Une solution peu coûteuse qui permet de délivrer une eau tout juste potable sans s’attaquer à la racine du problème.

La pollution aux nitrates est liée à des excédents d’engrais qui ne sont pas consommés par les plantes. Par effet de ruissellement, ces engrais contaminent les cours d’eau et les nappes profondes non protégées.

Chaque année, selon le site Consoglobe, les excédents en nitrates déversés sur nos sols et dans les réserves d'eau représentent 400 000 tonnes. Soit 13 kilos de nitrates inutiles qui sont déversés chaque seconde sur nos sols et dans notre eau en France. 

Dans ce contexte, il n’est pas étonnant que la pollution s’étende et que la teneur de l’eau du robinet en nitrates soit en hausse. « Depuis une dizaine d’années, on observe une dégradation de l’eau dans les bassins où les teneurs en nitrates étaient les plus faibles », constate le Commissariat général au Développement Durable.

Circonstance aggravante, cette méthode court-thermiste ne protège même pas les usagers des dépassements de seuils en nitrates…

Ainsi, le 5 août dernier, à Berck dans le Pas de Calais, l’Institut Pasteur a mesuré une teneur en nitrates de 57 mg/l dans l’eau du robinet.

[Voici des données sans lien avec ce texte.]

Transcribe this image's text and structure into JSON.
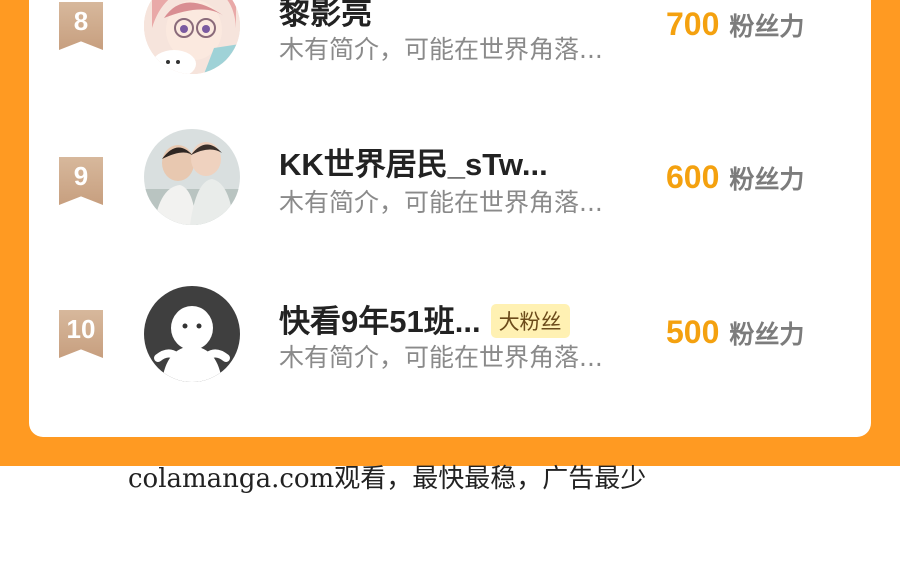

En 2002, ce ne sont pas moins de 270 000 usagers du Pas de Calais qui ont été exposés à une eau dont la teneur en nitrates était non-conforme à la réglementation.

Au cours de l’année 2010 en Eure et Loire, 50 000 personnes ont été exposées à une eau dont la teneur était trop élevée en nitrates (+ de 50 mg/l). 

Or on sait que ces niveaux de concentration en nitrates impactent notre santé.

● Au dessus de 10 mg/l : les femmes enceintes et les enfants en bas âges encourent un risque sanitaire sérieux. Les nitrates contenus dans l’eau du robinet empêchent une bonne oxygénation du sang et entraînent des pathologies lourdes.

● Au dessus de 50 mg/l : on soupçonne les nitrates d’être responsables de l’apparition de différentes maladies, comme les cancers de l’estomac chez l’adulte en cas d’exposition prolongée. 

Une aberration économique :

Mais qui finance ce modèle qui engendre toujours plus de nitrates dans notre eau du robinet ? Nous, les usagers !

Si les bretons sont scandalisés par l’état de leurs plages, ils seront heureux d’apprendre que le coût de la dénitrification de leur eau représente actuellement 20% de leur facture d’eau ! Les financements destinés à réparer les dégâts occasionnés par les nitrates sont en effet financés à 85% par les particuliers. L’organisation des ramassages d’algues vertes aura encore alourdit la facture cet été…C’est ce qu’on appelle le principe du pollué payeur !

Un constat d’autant plus désolant que ces sommes pourraient être directement affectées à l’organisation d’un modèle.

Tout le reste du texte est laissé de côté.